Conservation, cats and walking safaris incorporates a little bit of everything Kenya has to offer. It’s one of our most-loved Kenya adventures and the perfect trip to add a stay at Laikipia Wilderness.
Kicheche Valley Camp and Kicheche Bush Camp
Greater Masai Mara
If you fancy a real stretch of the legs, then how about joining one of our favourite Kenya walking safaris – Kicheche’s magnificent, multi-day trekking adventure. Starting at the beautiful Valley Camp in the Naboisho Conservancy, you’ll wind your way on foot through thick acacia woodland and rolling plains, keeping your eyes peeled for game big and small. As darkness falls, you’ll arrive at a fly camp on the western side of the conservancy, where it’s drinks around the fire, home-cooked fare and an extraordinary night under the stars. In the morning, wake bright and early and head to the Bush Camp in the Olare Motorogi Conservancy. You’ll walk along the spectacular escarpment of Seketa Valley – with a few stops along the way to take in the small things that you can only see on foot, of course.
To take advantage of this fly-camping adventure, you’ll need to book at least four or five nights at Kicheche Valley Camp and Kicheche Bush Camp – simply add it to any of our Kenya trips and start planning!

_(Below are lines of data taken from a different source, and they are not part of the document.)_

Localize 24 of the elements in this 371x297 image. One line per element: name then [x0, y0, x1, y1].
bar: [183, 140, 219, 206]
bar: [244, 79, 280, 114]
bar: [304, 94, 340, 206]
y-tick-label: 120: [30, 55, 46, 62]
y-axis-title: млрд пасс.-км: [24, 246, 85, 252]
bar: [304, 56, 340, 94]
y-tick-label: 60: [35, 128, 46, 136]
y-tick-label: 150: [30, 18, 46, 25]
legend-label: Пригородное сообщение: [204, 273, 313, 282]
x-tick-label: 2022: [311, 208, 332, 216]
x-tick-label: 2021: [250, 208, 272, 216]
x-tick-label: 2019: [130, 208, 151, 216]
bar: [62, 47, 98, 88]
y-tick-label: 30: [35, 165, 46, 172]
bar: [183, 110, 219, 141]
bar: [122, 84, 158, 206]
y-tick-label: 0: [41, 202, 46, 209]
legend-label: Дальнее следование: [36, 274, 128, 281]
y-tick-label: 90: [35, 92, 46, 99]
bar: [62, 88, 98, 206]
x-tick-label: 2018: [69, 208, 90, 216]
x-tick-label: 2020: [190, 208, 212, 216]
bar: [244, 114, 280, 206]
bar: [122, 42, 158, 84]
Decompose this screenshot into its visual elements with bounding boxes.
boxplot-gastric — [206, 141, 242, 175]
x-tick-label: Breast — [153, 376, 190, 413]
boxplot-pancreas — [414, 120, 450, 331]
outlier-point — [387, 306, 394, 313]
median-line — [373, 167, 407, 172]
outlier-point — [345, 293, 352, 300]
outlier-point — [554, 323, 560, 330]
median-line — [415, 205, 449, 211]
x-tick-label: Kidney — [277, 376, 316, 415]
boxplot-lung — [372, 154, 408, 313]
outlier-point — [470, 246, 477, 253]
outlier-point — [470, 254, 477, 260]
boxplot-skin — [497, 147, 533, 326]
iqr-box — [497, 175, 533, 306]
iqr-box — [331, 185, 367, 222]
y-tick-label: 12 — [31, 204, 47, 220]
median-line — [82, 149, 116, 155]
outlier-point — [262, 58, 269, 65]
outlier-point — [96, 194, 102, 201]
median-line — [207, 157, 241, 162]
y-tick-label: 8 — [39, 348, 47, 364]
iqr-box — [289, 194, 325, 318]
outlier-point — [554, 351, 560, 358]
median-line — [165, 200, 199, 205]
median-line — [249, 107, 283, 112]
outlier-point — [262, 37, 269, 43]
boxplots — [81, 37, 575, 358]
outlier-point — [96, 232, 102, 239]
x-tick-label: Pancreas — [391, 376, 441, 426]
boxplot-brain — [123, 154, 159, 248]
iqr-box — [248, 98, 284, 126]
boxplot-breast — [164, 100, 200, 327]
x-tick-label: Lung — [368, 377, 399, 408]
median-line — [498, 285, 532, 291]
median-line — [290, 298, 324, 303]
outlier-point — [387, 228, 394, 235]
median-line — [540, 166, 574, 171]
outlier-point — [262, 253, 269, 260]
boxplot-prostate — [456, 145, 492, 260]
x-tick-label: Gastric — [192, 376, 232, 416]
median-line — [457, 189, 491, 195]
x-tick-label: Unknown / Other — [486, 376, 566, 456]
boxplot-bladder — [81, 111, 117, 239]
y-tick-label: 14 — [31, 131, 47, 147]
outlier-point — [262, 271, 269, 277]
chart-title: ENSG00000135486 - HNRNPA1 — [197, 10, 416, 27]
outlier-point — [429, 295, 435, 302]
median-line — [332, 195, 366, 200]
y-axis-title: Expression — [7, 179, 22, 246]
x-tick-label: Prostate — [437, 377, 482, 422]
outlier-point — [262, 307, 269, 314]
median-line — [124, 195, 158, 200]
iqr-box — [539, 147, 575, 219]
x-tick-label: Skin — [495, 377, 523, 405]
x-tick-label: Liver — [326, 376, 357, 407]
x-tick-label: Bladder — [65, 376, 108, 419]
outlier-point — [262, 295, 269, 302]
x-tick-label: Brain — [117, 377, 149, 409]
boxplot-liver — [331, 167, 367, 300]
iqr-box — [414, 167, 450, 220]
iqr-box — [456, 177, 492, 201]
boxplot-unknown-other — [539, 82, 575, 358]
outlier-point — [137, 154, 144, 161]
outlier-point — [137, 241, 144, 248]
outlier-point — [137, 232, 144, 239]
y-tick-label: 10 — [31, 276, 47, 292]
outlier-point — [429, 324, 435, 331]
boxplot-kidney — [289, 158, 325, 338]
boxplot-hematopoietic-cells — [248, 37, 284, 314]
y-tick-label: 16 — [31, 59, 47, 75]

Last but not least on our list of Kenya walking safaris, it’s the beautiful Borana Lodge. Located in the heart of Borana Conservancy, staying here is as sustainable as it is exciting with all earnings going straight back into conservation. What better excuse, then, to get stuck into one of the excellent walking safaris?! And as ever, you’re spoiled for choice if you fancy an on-foot exploration. Start your morning with a tranquil stroll through the conservancy and take advantage of the guides’ extensive knowledge of the flora and fauna and the birds and the bees or, if you’re feeling spritely, how about a morning run with the armed guards? In the afternoon, spend a few hours tracking the black rhino and reporting back to HQ, or take part in a darting or collaring exercise. Perhaps not a classic Kenya walking safari, but arguably an even better way to get your teeth into the bush and all it has to offer.
Add a stay at Borana Lodge to our Conservation and Culture trip and combine two of Kenya’s most celebrated conservation areas that both happen to be home to some rather fabulous walking safaris.